Foisted on us, guilt at our good luck
Lets loose a sense of deep unworthiness
Yielding urges to immerse in muck
Our untried selves, and live on earth with less.
Unravelling the stitches parents sewed
Released a spring propelling downward thrust
Helping once safe havens to implode.
Our heritage betrayed then turned to dust.
Maniacally would our forebears laugh to see
Everything they won lost -- willfully.
~ FreeThinke
"The whole poetry, on the other hand, of Auden, Spender, and Day Lewis implies that they have desires and hatreds of their own and, further, that they think some things ought to be desired and others hated."
And what for Heaven's sake are we to make of that? I'm surprised at the triteness and shallowness of Orwell's analysis here.
What else could poetry -- and literature too by extension -- be all about BUT the expression of contrasting, conflicting emotions, passionate preferences and violent aversions? Whether epic, lyrical, or satirical, poetry is about the exigencies of living and the embrace, rejection or withdrawal from the challenges thrust upon us by "the slings and arrows of outrageous fortune."
The one thing poetry cannot be is didactic, because once it lapses into the purely instructive or polemical is is no longer poetry.
I would daresay too that poetic expression cannot be objective either. Objectivity implies a dearth of passion, and passion, even when expressed in terms of wry sarcasm and mockery, or delicately subtle implication, is the poetry's one essential ingredient.
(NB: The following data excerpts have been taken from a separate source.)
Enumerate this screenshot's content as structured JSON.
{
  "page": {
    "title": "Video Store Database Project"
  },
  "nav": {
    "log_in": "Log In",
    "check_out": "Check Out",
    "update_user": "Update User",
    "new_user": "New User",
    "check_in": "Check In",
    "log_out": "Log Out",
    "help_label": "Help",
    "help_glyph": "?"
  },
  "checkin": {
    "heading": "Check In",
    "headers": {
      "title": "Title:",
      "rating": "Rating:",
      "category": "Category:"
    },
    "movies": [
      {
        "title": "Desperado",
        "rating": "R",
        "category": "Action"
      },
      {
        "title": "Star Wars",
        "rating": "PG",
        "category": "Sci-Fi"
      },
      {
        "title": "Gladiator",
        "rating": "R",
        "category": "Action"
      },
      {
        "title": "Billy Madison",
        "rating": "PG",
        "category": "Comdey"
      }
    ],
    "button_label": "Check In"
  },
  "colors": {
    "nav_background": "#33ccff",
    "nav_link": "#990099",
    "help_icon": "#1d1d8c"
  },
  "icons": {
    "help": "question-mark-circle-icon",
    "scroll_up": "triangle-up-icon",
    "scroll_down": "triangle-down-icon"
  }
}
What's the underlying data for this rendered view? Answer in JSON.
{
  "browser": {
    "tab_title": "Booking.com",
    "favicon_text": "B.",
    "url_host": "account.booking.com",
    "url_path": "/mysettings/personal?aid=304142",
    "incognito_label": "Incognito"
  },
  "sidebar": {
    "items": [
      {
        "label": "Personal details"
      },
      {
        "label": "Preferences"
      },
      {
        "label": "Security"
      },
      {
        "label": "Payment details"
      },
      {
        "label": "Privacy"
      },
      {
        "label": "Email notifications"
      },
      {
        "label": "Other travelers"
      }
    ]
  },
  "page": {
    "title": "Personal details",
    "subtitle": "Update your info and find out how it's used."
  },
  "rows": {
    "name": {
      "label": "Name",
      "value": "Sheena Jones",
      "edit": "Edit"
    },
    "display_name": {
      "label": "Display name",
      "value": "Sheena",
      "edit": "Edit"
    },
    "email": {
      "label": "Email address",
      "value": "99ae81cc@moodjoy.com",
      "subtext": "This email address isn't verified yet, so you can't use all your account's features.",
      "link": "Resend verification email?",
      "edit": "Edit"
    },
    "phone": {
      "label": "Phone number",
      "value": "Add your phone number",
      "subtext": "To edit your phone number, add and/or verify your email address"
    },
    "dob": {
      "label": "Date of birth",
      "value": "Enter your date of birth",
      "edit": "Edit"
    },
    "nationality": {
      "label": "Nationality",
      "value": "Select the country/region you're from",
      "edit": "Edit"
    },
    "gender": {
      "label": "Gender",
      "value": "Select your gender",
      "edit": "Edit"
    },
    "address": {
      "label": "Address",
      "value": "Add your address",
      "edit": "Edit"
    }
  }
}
Without it one might as well be reading the telephone directory or the the daily listings 0 from the stock exchanges.
I remember Walter Huston's wistful, memorably awkward rendition of September Song from early childhood. Even then I was oddly aware of its poignancy, despite Huston's notable deficiencies as a "singer."
Oh it's a long, long time
From May to December
But the days grow short
When you reach September.
When the autumn weather
Turns the leaves to flame
One hasn't got time
For the waiting game.
Oh the days dwindle down
To a precious few:
September!
November!
And these few precious days
I'll spend with you.
These precious days
I'll spend with you.
Funny how I've remembered that all these decades -- nearly seventy years now! I guess that must mean there was something great about the song, and Walter Huston's rendition of it.
I will only quibble about a small inaccuracy in the lyrics [Were they written by P.G. Wodehouse or Ogden Nash, both frequent collaborators with Kurt Weill? I can't remember.] It has NOT been "a long long time from May to December." The time has hurtled along with astonishing speed, and looking back I can honestly say all of it -- even the pain -- was good.
The saddest thing about life is that someday it ends for all of us. Too bad we waste so much time complaining about it, isn't it? Every moment spent indulging on scorn, resentment and recrimination diminishes our capacity for joy.
I believe that Orwell is lamenting the death of "laissez-faire" in "Inside the Whale". And I, for one, agree with him. Economic agenda's have proven the death of this once great nation.
...they tried to freeze our economy in a permanent "Spring".